Tequila company owned by NBA players confronted with copyright infringement claims. GANOUNA v. CINCORO

Tequila company owned by NBA players confronted with copyright infringement claims. GANOUNA v. CINCORO

Copyright law grants the creator of a new work of expression certain exclusive rights.  Literature, photography, sculpture, and music are all types of artistic expression protected by copyright law.  A copyright grants its owner the exclusive right to reproduce, distribute, display, perform, transmit and create derivative works based on the original. If someone other than the copyright owner exercises one of these exclusive rights that can be considered copyright infringement.  A copyright owner can stop copyright infringement by filing a lawsuit which requests an injunction and get monetary damages for copyright infringement which has occurred.

A copyright owner is granted broad rights however, there are some limits to the control a copyright owner can exert over their works.

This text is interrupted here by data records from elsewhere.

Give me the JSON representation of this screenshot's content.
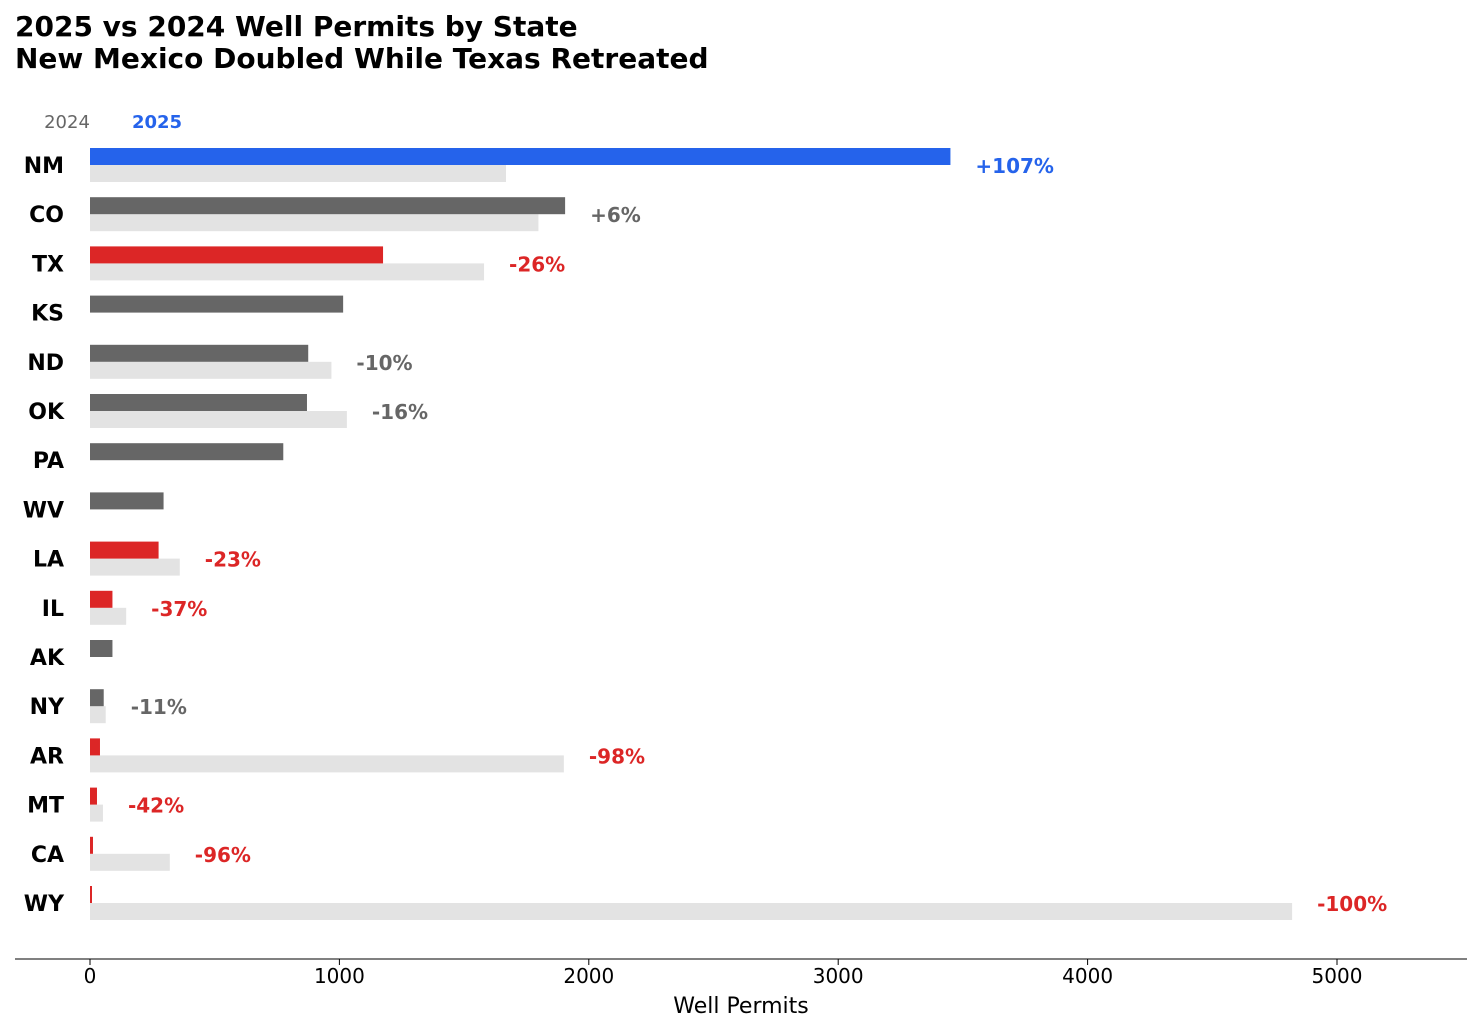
{
  "title_line1": "2025 vs 2024 Well Permits by State",
  "title_line2": "New Mexico Doubled While Texas Retreated",
  "legend": {
    "label_2024": "2024",
    "label_2025": "2025"
  },
  "colors": {
    "highlight": "#2563eb",
    "increase": "#666666",
    "decline": "#dc2626",
    "prior_year": "#e3e3e3",
    "neutral_label": "#666666"
  },
  "chart_data": {
    "type": "bar",
    "orientation": "horizontal",
    "xlabel": "Well Permits",
    "xlim": [
      -300,
      5500
    ],
    "xticks": [
      0,
      1000,
      2000,
      3000,
      4000,
      5000
    ],
    "categories": [
      "NM",
      "CO",
      "TX",
      "KS",
      "ND",
      "OK",
      "PA",
      "WV",
      "LA",
      "IL",
      "AK",
      "NY",
      "AR",
      "MT",
      "CA",
      "WY"
    ],
    "series": [
      {
        "name": "2025",
        "values": [
          3450,
          1905,
          1175,
          1015,
          875,
          870,
          775,
          295,
          275,
          90,
          90,
          55,
          40,
          28,
          12,
          8
        ]
      },
      {
        "name": "2024",
        "values": [
          1668,
          1798,
          1580,
          null,
          968,
          1030,
          null,
          null,
          360,
          145,
          null,
          63,
          1900,
          52,
          320,
          4820
        ]
      }
    ],
    "change_labels": [
      "+107%",
      "+6%",
      "-26%",
      "",
      "-10%",
      "-16%",
      "",
      "",
      "-23%",
      "-37%",
      "",
      "-11%",
      "-98%",
      "-42%",
      "-96%",
      "-100%"
    ],
    "bar_status": [
      "highlight",
      "neutral",
      "decline",
      "neutral",
      "neutral",
      "neutral",
      "neutral",
      "neutral",
      "decline",
      "decline",
      "neutral",
      "neutral",
      "decline",
      "decline",
      "decline",
      "decline"
    ],
    "legend_placement": "top-left",
    "grid": false
  }
}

Copyright is intended to give artists the ability to make a living off their hard work, but many artists are inspired by the work of their predecessors.  To balance the rights of a copyright holder with the rights of other artists that might be inspired by a copyrighted work, copyright law allows a certain amount of borrowing.  The general name for this allowed borrowing is called fair use.  A fair use is any copying of copyrighted material done for a limited and “transformative” purpose, such as to comment upon, criticize, or parody a copyrighted work.  Fair use is a defense to copyright infringement, which means that the use of the copyrighted work does not actually constitute copyright infringement.

A key point to a copyright fair use defense is whether or not a use is transformative.  United States courts have held that merely cropping or making minor adjustments to an image are not transformative enough to qualify as a fair use.  However, there is no bright line rule to determine whether a use is transformative or a fair use.  When a court is presented with a fair use defense to copyright infringement, four factors are considered in making a fair use determination.  Those factors are: (1) the purpose and character of the use, (2) the nature of the copyrighted work, (3) the amount and substantiality of the portion taken, and (4) the effect of the use upon the potential market.  Fair use factors are open to interpretation, however there are limits to how far a legal concept can be stretched.

ANAIS GANOUNA, v. CINCORO SPIRITS GROUP, LLC, 2:20-cv-04070 (C.D.CA 2020) is a case which likely will not be saved by fair use.

Plaintiff, Ms. Ganouna, is a professional photographer who offers photography services.  Defendant is a Tequila manufacturer owned by several former NBA stars, including Michael Jordan.

Plaintiff was commissioned to do a photo shoot for Defendants in Mexico of agave fields and plants, the tequila production process, and tequila bottles and barrels, to used for Cincoro’s tequila.  During the photo shoot, the relationship between the parties was good.  After the photo shoot the two parties could not agree on a licensing fee for Plaintiff’s photographs.  Defendant told Plaintiff that the photographs would not be used by Defendant.

Around September 2019, Cincoro officially offered its product for sale. The launch of Defendant’s products was highly publicized, promoted by its high-profile ownership group and a widespread marketing campaign over the Internet, including through digital media, social media, and advertising.  Plaintiff discovered that cropped versions of the photographs she took were used in Defendant’s marketing material.  Plaintiff promptly filed a lawsuit for copyright infringement.

Defendant has not answered the complaint yet, but one of the common defenses a copyright Defendant will allege is fair use.  It does not seem likely that defense will apply in this case.  Defendant used cropped versions of Plaintiff’s photographs for commercial purposes.  Typically photographs which are merely cropped with no other modifications are not considered transformative enough to qualify as a fair use.  Using artistic photographs, without transforming them, for commercial purposes, weighs each of the four fair use factors against the a finding of fair use.  The court in Brammer v. Violent Hues Productions, LLC came to this very conclusion, and it is likely the court in this case will come to the same conclusion.

Even though fair use probably does not apply, Defendant still has other defenses available, such as the Plaintiff’s photographs were a work for for hire.  In that case the photographs would become the property of the Defendant.  We will have to wait and see what Defendant’s answer contains.